U.S. CEOs’ outlook for business conditions 12 months from now rebounded in May after three months of decline, making the first five months of 2018 the strongest on record since 2004.
Chief Executive’s most recent CEO Confidence Index indeed shows overall sentiment among the country’s business leaders remains “very good,” registering 7.29 out of 10, up from 7.16 in April, although still shy of its 7.62 high in January.
Once again, the majority of the 289 CEOs who participated in our survey said overall economic conditions—including inflation and interest rates—are fueling their optimism, alongside strong consumer demand.
“The tax cuts and removal of regulations have sent a wave of optimism throughout consumers and business,” said the CEO and president of a mid-market industrial manufacturing company who said his company is reporting profits for the first time in 16 years. He expects profits to be up more than 20% over the coming year.
Worries over trade wars and geopolitical discord also seem to be fading, although the Index suffered a slight drop after last week’s announcement that the US-North Korea summit could be cancelled.
Some CEOs said they are choosing to err on the side of caution in their optimism and strategic planning, pointing at the state of unpredictability in government and on the global scene. Others told us they fear the short-term gains that are driving the current state of euphoria will lead to long-term problems that will negatively impact the U.S. economy.
The CEO of a mid-sized professional services firm told us his main concerns are “the very high probability of a trade war with Europe and Asia, [the U.S.] leaving NAFTA, and the very good chance that there will be a conflict in the Middle East.” He says CEOs should not ignore the economic impact of these events on their strategic plan and on the country as a whole.
Nevertheless, high levels of confidence on the part of businesses typically translate to an outpour of investments and increased capital expenditures, which is what the vast majority of CEOs told us they intend to continue doing for the next 12 months.
Overall, 83% of respondents forecasted revenue growth and and 76% predicted profit growth in the months ahead. Two-thirds anticipate they’ll increase capital expenditures. Month over month, these numbers have been holding relatively steady, except for a notable upswing in February when the Tax Cuts and Jobs Act was officially implemented.
The one area of real concern for CEOs is labor. “The market still appears strong,” commented the CEO of an upper-mid market wholesale/distribution company. “But it is hard to find employees, and the cost of living is outpacing the ability to pay more.”
Labor availability is indeed driving up costs, and few industries have the ability to pass those increases onto the consumer. A shortage of qualified talent also means potential hires are asking for higher pay, which would explain why fewer CEOs are considering adding to their workforce in 2018. Of note, 10% now say they plan to decrease their number of employees, a number we hadn’t encountered since last November and a trend we will continue monitoring over the coming months.
Looking at specific industries, construction continues its upward streak, adding more than half a point to register at 8.22 out of ten this month. It is now up 12% year over year.

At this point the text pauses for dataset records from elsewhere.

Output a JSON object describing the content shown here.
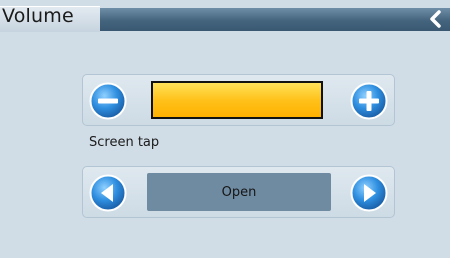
{
  "header": {
    "title": "Volume",
    "back_icon": "chevron-left-icon"
  },
  "volume": {
    "level": 1.0,
    "decrease_icon": "minus-circle-icon",
    "increase_icon": "plus-circle-icon",
    "bar_color": "#ffc21a"
  },
  "screen_tap": {
    "label": "Screen tap",
    "value": "Open",
    "prev_icon": "arrow-left-circle-icon",
    "next_icon": "arrow-right-circle-icon"
  },
  "colors": {
    "accent": "#2f8fe0",
    "panel_bg": "#d0dde6",
    "value_box": "#6f8ba1"
  }
}
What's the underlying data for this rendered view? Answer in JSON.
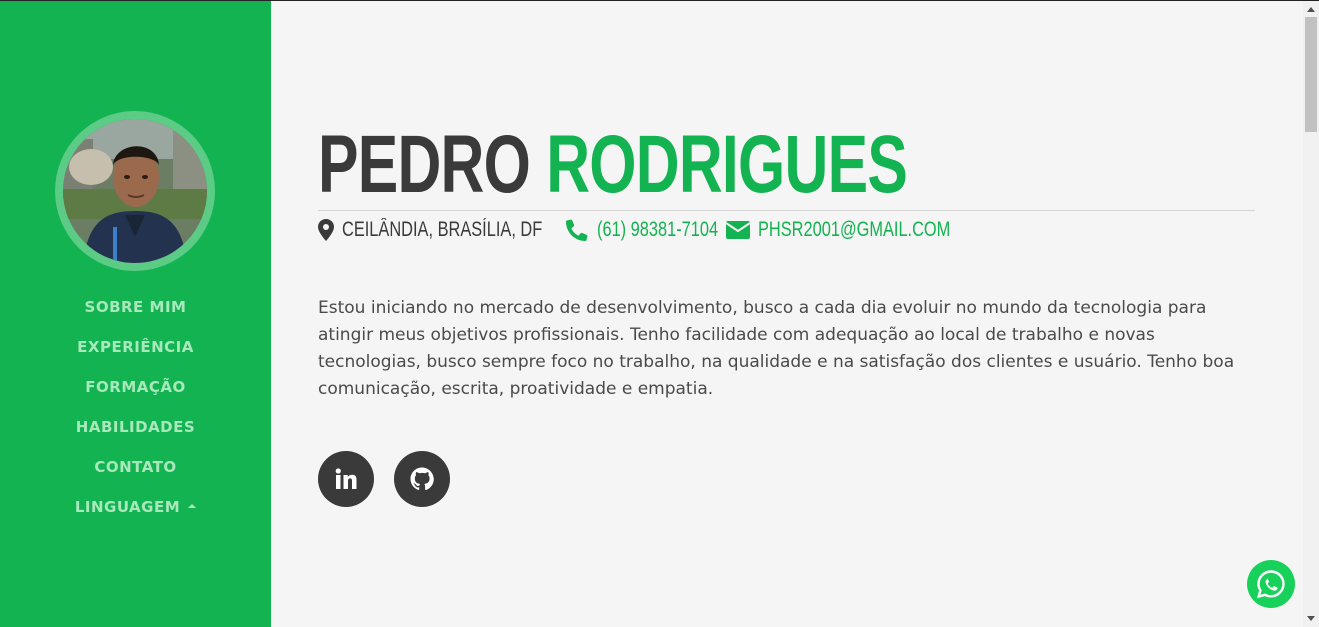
{
  "sidebar": {
    "nav": [
      {
        "label": "SOBRE MIM"
      },
      {
        "label": "EXPERIÊNCIA"
      },
      {
        "label": "FORMAÇÃO"
      },
      {
        "label": "HABILIDADES"
      },
      {
        "label": "CONTATO"
      },
      {
        "label": "LINGUAGEM"
      }
    ]
  },
  "header": {
    "first_name": "PEDRO",
    "last_name": "RODRIGUES"
  },
  "contact": {
    "location": "CEILÂNDIA, BRASÍLIA, DF",
    "location_icon": "map-marker-icon",
    "phone": "(61) 98381-7104",
    "phone_icon": "phone-icon",
    "email": "PHSR2001@GMAIL.COM",
    "email_icon": "envelope-icon"
  },
  "about": "Estou iniciando no mercado de desenvolvimento, busco a cada dia evoluir no mundo da tecnologia para atingir meus objetivos profissionais. Tenho facilidade com adequação ao local de trabalho e novas tecnologias, busco sempre foco no trabalho, na qualidade e na satisfação dos clientes e usuário. Tenho boa comunicação, escrita, proatividade e empatia.",
  "social": [
    {
      "icon": "linkedin-icon"
    },
    {
      "icon": "github-icon"
    }
  ],
  "floating": {
    "icon": "whatsapp-icon"
  },
  "colors": {
    "accent": "#13b351",
    "text_dark": "#3a3a3a",
    "background": "#f5f5f5",
    "nav_text": "#a8e8bd",
    "whatsapp": "#18d15a"
  }
}
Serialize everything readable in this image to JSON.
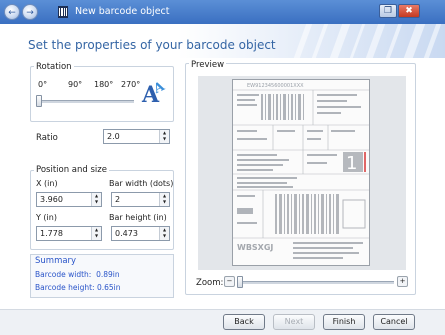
{
  "window": {
    "title": "New barcode object",
    "back_glyph": "←",
    "forward_glyph": "→",
    "restore_glyph": "❐",
    "close_glyph": "✖"
  },
  "heading": "Set the properties of your barcode object",
  "rotation": {
    "legend": "Rotation",
    "ticks": [
      "0°",
      "90°",
      "180°",
      "270°"
    ],
    "selected_index": 0,
    "preview_glyph": "A"
  },
  "ratio": {
    "label": "Ratio",
    "value": "2.0"
  },
  "position": {
    "legend": "Position and size",
    "x_label": "X (in)",
    "x_value": "3.960",
    "bar_width_label": "Bar width (dots)",
    "bar_width_value": "2",
    "y_label": "Y (in)",
    "y_value": "1.778",
    "bar_height_label": "Bar height (in)",
    "bar_height_value": "0.473"
  },
  "summary": {
    "title": "Summary",
    "barcode_width": "Barcode width:  0.89in",
    "barcode_height": "Barcode height: 0.65in"
  },
  "preview": {
    "legend": "Preview",
    "zoom_label": "Zoom:",
    "zoom_out_glyph": "−",
    "zoom_in_glyph": "+",
    "zoom_level": 0,
    "label_top_code": "EW912345600001XXX",
    "label_big_digit": "1",
    "label_bottom_code": "WBSXGJ"
  },
  "buttons": {
    "back": "Back",
    "next": "Next",
    "finish": "Finish",
    "cancel": "Cancel"
  },
  "colors": {
    "accent": "#3465a4",
    "summary_text": "#2a55c9",
    "titlebar": "#3a6fc1"
  }
}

Financial services and consumer goods manufacturing each reported significant setbacks last month, but they appear to now be steadying. Both are up from the same time last year.
After a steep decline in March and April, IT/Telecomm recovered almost all of its losses in May. “Our industry is going through a technology shift,” explained the CEO of a mid-sized provider of business communications systems and services. “Small businesses in general are doing well in this economy.” While some of the sector’s chief executives reported feeling optimistic about the lessening of regulations, others say there is still a very long way to go before the climate is truly business-friendly.
Professional services firms also enjoyed an increase in confidence. “The drivers for our business are M&A activity, C-level turnover, and funding of leadership development, all of which are strong,” commented the managing partner of a small company in Illinois.
Much like in the IT sector, CEOs of professional services firms are looking forward to more deregulation. “There’s a high degree of optimism that the restrictive regulatory issues will continue to be addressed and that the tax cuts will foster continued business investments,” said the CEO and president of another Illinois corporation.
Across almost every industry we are seeing an uptick in from last year’s confidence levels, with the exception of wholesale/distribution, where CEOs tell us that despite positive fundamentals and lower taxes, there are concerns over the instability in both the future of the U.S. economy and Washington politics.
By size, in terms of annual revenues, all categories are up month over month, but small and large companies continue to be the most positive in their outlook, finishing the month up 7% and 6% respectively from the same time last year.
Large company CEOs attributed their confidence to their ability to pay for talent and rising wages, while their smallest counterparts say they feel optimistic due to an increase in consumer activity and easier access to capital.
About the CEO Confidence Index
The CEO Confidence Index is America’s largest monthly survey of chief executives. Each month, Chief Executive surveys CEOs across corporate America, at organizations of all types and sizes, to compile our CEO Confidence Index data.